The complex attack carried out on parishioners celebrating Mass at the Our Lady of Salvation church in an affluent Baghdad neighborhood emphasized the particularly dangerous position that the country's Christians occupy among Iraq's sectarian structure.
Iraq's top Catholic prelate, Chaldean Cardinal Emmanuel III Delly, urged the government to protect the nation's Christian community and not let their promises just be ink on paper.
"We are gathered here in this sacred house to say farewell to our brothers who were just the day before yesterday exclaiming love and peace," Delly told a weeping congregation at the Chaldean St. Joseph Church in central Baghdad.
In a show of force, Iraqi security forces flooded the streets around the church where black-clad parishioners mourned for the dead parishioners.

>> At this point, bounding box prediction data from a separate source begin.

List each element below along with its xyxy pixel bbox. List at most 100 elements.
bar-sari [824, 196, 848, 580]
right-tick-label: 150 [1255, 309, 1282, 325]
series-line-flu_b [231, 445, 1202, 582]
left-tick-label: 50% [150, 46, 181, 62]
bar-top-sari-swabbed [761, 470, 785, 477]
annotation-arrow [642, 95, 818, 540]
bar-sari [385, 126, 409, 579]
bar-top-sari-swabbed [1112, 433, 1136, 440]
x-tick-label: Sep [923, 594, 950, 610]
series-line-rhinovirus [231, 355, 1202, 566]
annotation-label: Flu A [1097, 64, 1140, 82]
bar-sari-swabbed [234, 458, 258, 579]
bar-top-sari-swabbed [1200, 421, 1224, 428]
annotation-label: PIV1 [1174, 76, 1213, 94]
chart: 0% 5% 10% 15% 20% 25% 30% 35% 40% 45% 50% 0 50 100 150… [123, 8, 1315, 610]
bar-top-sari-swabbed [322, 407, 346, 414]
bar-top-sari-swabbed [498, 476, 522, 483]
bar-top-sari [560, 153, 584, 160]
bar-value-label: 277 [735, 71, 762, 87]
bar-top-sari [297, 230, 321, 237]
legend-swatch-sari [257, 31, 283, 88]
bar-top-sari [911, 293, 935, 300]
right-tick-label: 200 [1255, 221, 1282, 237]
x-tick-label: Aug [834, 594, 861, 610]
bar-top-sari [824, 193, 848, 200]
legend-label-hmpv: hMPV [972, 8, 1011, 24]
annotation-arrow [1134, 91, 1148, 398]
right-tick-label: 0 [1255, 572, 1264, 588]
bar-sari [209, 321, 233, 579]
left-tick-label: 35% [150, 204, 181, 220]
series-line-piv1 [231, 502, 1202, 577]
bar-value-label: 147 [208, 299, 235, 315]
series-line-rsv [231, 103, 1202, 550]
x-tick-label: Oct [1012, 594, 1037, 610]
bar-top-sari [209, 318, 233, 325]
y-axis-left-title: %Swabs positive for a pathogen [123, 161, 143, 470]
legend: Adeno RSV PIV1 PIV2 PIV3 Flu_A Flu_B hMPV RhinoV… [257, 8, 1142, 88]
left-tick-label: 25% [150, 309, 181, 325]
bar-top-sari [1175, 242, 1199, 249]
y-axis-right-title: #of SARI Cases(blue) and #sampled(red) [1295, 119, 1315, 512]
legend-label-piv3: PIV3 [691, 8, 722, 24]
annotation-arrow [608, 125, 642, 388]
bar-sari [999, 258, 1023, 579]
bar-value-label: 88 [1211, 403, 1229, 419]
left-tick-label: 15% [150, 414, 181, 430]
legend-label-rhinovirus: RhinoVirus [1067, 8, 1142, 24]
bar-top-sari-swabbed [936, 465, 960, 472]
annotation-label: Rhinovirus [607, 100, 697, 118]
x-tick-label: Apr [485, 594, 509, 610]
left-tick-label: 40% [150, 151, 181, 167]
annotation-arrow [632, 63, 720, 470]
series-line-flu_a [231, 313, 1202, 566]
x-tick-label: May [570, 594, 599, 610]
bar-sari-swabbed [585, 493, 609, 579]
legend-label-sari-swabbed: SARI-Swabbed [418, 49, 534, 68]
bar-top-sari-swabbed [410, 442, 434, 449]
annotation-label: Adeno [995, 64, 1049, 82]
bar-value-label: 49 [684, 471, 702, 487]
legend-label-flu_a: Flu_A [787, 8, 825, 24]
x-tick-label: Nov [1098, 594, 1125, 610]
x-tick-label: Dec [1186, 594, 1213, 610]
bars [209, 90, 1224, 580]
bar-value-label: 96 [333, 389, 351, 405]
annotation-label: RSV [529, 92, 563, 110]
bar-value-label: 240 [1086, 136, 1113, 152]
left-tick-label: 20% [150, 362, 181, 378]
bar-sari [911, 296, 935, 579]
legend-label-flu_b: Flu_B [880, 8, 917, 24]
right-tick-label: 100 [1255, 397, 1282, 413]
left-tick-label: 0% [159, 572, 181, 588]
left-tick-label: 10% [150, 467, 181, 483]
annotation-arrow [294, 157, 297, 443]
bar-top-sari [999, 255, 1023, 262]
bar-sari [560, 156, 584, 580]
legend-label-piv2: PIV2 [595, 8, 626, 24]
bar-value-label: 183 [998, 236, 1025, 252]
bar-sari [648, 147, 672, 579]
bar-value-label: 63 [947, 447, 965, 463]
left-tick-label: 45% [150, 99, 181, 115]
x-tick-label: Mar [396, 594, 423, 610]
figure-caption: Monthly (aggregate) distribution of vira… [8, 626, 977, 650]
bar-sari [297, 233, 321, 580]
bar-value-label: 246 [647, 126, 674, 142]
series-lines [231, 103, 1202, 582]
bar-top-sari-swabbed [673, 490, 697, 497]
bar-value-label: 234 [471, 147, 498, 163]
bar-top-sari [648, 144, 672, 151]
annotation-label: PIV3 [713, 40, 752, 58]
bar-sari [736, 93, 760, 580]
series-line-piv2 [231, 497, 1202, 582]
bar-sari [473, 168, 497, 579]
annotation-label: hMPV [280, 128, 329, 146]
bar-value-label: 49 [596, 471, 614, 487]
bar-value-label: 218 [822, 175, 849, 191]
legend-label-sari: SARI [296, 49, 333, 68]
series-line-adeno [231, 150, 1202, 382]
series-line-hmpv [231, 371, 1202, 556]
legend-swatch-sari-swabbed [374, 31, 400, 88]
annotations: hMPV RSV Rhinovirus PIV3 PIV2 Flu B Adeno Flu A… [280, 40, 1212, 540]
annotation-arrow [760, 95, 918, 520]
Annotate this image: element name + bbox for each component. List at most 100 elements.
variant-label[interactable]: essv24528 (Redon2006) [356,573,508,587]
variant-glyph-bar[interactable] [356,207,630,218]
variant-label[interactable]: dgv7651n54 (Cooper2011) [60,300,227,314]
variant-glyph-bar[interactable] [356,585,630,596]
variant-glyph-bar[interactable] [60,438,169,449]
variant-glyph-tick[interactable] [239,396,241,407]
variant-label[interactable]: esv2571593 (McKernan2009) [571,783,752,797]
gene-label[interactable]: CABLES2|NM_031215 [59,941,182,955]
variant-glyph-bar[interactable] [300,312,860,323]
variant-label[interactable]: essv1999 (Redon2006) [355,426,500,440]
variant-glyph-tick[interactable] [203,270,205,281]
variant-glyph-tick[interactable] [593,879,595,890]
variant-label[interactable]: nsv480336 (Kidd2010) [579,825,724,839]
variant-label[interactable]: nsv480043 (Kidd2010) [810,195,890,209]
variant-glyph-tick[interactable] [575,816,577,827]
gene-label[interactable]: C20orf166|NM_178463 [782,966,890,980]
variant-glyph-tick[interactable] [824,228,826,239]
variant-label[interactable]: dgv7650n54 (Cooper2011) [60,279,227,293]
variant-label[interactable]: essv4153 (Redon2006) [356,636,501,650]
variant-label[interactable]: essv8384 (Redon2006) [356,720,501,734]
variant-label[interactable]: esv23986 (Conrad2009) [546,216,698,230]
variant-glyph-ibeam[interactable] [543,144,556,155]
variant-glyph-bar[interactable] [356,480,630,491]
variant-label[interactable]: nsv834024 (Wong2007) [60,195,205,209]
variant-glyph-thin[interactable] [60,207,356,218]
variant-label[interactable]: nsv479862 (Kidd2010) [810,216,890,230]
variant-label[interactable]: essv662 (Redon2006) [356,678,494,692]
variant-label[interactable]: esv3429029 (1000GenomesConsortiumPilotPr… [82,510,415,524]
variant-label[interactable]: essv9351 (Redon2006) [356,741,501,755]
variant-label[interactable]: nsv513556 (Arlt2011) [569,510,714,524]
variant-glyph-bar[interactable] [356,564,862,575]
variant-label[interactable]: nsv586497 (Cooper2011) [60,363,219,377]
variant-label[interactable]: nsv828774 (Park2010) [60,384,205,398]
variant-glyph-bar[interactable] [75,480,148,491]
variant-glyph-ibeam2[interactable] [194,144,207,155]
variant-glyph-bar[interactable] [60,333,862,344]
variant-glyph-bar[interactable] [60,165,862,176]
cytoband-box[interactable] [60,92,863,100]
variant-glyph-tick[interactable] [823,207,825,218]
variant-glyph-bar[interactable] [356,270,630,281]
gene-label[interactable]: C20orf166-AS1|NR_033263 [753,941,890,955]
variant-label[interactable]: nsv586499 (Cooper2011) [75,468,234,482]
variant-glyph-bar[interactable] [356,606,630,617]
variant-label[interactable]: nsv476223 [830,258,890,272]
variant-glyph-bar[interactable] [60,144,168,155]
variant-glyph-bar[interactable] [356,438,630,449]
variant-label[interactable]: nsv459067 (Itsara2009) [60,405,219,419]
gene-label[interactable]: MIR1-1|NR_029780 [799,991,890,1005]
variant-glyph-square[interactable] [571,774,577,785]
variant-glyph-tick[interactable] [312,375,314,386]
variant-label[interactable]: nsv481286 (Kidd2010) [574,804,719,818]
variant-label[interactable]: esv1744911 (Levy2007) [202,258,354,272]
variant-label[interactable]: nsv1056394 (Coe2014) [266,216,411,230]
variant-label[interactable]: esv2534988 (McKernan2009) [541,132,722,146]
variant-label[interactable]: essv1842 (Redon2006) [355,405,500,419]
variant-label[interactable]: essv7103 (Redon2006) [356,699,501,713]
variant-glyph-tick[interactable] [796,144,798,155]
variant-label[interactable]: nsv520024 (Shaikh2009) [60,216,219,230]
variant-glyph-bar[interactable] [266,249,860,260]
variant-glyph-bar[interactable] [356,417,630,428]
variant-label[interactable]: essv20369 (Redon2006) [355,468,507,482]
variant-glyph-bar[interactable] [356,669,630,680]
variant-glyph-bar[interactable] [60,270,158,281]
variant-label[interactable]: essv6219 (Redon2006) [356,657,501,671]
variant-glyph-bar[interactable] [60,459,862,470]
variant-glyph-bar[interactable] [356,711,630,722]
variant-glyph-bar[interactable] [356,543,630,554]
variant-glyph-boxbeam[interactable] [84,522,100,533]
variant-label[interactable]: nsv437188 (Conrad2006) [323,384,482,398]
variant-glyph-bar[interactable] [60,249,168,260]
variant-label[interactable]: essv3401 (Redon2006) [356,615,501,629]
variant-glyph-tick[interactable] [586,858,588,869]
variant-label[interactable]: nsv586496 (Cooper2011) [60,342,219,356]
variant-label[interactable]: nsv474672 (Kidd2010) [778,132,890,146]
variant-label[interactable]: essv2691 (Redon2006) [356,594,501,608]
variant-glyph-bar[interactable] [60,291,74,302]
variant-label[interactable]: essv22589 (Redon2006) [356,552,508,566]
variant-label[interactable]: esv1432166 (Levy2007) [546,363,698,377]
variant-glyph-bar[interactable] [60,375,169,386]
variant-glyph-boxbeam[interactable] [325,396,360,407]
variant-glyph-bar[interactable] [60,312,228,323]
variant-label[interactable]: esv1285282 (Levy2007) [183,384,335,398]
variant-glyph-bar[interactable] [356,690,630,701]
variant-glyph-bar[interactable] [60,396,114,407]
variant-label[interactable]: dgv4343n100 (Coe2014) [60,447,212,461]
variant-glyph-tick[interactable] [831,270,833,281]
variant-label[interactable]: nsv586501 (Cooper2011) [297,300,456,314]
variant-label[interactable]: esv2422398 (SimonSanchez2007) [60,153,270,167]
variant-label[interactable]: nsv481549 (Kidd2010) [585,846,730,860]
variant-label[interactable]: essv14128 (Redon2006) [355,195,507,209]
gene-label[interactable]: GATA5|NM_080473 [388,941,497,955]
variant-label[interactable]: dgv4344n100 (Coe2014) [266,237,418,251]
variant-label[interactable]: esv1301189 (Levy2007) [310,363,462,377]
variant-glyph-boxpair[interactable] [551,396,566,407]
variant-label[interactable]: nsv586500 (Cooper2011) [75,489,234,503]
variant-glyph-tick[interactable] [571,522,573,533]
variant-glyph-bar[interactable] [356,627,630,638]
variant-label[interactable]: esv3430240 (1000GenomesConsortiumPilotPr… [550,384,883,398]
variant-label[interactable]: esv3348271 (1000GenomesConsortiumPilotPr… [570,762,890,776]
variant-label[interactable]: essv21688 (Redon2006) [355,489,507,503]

But as the security forces concentrated their efforts in the central Karradah neighborhood where the funeral took place, militants appeared to have spread out in a ring across the capital where the evening attack unfolded just hours later.
Adnan Anbar, a 42-year-old man who was crossing the street in Sadr City when the parked car blew up, questioned the effectiveness of the hundreds of police and army checkpoints scattered throughout Baghdad.
"What are all these checkpoints about?" Anbar asked. "Where is the government?"